By Joyce Hollyday from February 2017
Once a week for three hours in the middle of the day, a group calling ourselves Mujeres Unidas en Fe (Women United in Faith) gathers in a church on the other side of the mountain from my home. About a dozen are Spanish-speaking women who are learning English, and an almost equal number of us are English speakers who want to improve our Spanish.
Two weeks ago, we crowded into the kitchen while Carmela gave us a lesson in making mole verde. Beatriz moved among us with a photo album from her daughter Gabriela’s quinceañera, the 15th birthday celebration that is both religious ceremony and party—and a very big event in Mexican culture. Beatriz pointed out every member of her extended family in the many pictures, and we oohed and aahed at the beaming and beautiful young woman in the middle of them, dressed in a shimmering royal-blue gown with cascades of ruffles and lace to the floor. Laughter and animated conversation filled the parish hall when we shared a feast of the mole and heaps of tamales, refried beans, and rice, followed by slices of sweet dulce de leche caramel cake.
Last week the mood was starkly different. Increased raids against undocumented persons had begun, as the new president had threatened they would, and North Carolina was among the first states targeted in the crackdown. Though we had received no reports of escalated activity around Asheville, several people had been picked up in Charlotte and other cities east of us, and fear was running high here.
School in our county was canceled that day, due to a flurry of snow and patches of ice on rural roads. When I picked up Silvia in her trailer at the top of a mountain, her 10-year-old daughter Antonia came with us. When we arrived at the church, several more children were there, playing and reading. The day felt like a reprieve, as some of them had tearfully told their mothers last week that they didn’t want to go to school, fearful that they would return home to find their parents gone. What a terrible burden to put on children, I thought as I watched a grinning boy push his giggling younger brother around the room in a toy car.

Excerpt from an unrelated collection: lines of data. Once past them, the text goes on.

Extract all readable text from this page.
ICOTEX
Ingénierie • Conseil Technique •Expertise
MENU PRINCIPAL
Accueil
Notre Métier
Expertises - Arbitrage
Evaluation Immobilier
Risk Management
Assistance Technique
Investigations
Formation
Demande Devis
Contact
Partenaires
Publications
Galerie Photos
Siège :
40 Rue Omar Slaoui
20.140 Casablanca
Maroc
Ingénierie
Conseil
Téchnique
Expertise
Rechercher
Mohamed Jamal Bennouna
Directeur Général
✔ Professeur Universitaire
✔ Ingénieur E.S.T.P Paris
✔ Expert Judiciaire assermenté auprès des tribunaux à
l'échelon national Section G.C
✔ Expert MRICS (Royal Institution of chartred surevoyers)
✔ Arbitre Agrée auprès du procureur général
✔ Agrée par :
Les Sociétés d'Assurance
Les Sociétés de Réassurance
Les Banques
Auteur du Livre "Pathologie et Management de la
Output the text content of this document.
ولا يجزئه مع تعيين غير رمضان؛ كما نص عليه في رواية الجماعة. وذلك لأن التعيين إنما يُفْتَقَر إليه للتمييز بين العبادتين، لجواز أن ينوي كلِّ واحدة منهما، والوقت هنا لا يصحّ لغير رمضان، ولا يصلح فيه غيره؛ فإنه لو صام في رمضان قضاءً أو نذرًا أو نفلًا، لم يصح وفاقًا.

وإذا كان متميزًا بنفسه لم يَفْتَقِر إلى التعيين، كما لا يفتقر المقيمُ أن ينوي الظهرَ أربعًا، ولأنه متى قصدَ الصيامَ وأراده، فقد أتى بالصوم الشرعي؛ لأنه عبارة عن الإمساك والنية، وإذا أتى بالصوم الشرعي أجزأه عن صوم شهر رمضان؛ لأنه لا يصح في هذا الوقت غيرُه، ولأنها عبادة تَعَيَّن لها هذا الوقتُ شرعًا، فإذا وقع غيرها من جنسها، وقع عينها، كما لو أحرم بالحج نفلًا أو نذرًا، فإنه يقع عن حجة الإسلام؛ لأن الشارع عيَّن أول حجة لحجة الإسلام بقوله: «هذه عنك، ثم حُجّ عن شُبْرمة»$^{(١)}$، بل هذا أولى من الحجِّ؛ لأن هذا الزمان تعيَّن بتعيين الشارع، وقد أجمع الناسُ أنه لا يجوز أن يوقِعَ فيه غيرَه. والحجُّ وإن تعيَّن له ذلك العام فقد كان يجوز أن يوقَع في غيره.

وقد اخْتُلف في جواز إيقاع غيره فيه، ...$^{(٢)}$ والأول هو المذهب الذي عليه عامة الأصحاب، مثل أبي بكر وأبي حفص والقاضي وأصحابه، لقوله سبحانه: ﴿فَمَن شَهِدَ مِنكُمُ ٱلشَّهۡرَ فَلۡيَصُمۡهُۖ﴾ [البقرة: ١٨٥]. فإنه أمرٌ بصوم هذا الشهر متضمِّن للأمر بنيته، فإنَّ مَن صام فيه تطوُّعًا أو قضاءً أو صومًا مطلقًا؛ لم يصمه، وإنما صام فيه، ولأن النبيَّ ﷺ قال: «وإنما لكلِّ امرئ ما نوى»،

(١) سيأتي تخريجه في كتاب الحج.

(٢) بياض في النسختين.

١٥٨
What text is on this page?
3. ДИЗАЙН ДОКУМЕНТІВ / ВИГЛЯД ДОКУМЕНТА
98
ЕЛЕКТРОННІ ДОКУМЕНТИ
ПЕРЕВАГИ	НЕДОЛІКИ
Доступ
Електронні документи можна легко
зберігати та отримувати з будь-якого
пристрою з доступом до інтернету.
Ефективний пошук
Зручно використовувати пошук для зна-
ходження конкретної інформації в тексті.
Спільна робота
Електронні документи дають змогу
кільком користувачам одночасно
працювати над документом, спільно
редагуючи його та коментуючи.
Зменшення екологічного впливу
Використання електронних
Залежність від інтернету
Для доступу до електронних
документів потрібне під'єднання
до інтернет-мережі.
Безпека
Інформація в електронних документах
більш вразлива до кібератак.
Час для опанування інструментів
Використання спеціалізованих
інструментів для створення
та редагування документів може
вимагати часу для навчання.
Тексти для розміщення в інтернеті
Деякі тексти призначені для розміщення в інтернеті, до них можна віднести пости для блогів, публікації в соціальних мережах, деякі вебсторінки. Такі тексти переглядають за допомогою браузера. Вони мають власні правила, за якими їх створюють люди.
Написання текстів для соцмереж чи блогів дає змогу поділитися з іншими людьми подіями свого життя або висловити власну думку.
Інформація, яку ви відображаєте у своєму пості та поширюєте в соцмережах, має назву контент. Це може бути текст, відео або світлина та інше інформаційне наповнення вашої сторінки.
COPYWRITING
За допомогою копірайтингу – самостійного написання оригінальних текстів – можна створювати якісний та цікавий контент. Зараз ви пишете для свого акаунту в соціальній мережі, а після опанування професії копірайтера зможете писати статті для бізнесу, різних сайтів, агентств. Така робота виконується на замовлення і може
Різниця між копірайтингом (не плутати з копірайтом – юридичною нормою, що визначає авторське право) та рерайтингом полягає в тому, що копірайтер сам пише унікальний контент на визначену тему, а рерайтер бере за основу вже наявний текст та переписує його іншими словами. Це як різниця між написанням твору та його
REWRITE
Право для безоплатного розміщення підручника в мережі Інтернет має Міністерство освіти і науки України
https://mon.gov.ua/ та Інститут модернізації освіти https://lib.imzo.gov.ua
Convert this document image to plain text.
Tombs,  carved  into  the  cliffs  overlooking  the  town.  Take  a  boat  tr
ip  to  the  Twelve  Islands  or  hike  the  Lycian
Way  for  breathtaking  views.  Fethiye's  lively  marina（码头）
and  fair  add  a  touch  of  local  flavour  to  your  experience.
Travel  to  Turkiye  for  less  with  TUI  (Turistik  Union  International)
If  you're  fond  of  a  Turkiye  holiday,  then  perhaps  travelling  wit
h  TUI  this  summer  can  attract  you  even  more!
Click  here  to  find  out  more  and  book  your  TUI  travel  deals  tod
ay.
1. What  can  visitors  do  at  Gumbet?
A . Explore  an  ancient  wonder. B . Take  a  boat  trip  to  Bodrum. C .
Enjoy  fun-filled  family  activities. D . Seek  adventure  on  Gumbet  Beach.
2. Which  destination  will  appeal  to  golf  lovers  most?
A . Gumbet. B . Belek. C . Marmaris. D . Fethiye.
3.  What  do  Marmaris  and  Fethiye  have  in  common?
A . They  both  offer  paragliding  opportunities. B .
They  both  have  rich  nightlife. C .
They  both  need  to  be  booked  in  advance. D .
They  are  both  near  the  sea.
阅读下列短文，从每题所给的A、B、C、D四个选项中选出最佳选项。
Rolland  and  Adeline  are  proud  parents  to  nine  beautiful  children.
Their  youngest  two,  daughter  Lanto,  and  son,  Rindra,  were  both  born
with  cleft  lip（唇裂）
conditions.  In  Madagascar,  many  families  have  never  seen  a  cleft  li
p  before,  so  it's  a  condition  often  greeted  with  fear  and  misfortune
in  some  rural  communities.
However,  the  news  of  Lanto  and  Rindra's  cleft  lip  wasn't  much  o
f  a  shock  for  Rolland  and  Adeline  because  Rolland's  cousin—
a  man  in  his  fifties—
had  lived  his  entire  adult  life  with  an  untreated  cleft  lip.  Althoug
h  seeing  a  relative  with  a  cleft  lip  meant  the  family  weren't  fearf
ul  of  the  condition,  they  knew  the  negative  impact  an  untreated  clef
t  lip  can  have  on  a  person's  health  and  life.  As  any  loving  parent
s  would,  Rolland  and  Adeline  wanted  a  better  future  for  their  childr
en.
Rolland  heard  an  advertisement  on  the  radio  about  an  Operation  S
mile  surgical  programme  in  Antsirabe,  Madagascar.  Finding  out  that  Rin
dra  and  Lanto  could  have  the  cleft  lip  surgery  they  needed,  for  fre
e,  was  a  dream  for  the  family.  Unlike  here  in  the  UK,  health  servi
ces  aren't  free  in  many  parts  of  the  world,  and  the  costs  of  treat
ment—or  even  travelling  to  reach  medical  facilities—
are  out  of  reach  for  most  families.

We passed out copies of a document labeled PLAN FAMILIAR DE EMERGENCIA (Family Emergency Plan). The form has spaces for contact information and details about places of employment, preferred pharmacy and clinic, and even veterinarian for pets. It has many blanks to fill in about children—names, birthdays, social security numbers, schools, and medical information—and, most important, the names and details about who will care for them if their parents are deported. The documents, when completed and notarized, will be the thin layer of protection keeping Gabriela, Antonia, those smiling young boys, their siblings and friends, out of the foster care system if their parents disappear.
After we shared a subdued meal and a conversation guided mostly by anxious questions, half the women left with documents in hand. The rest of us didn’t have to.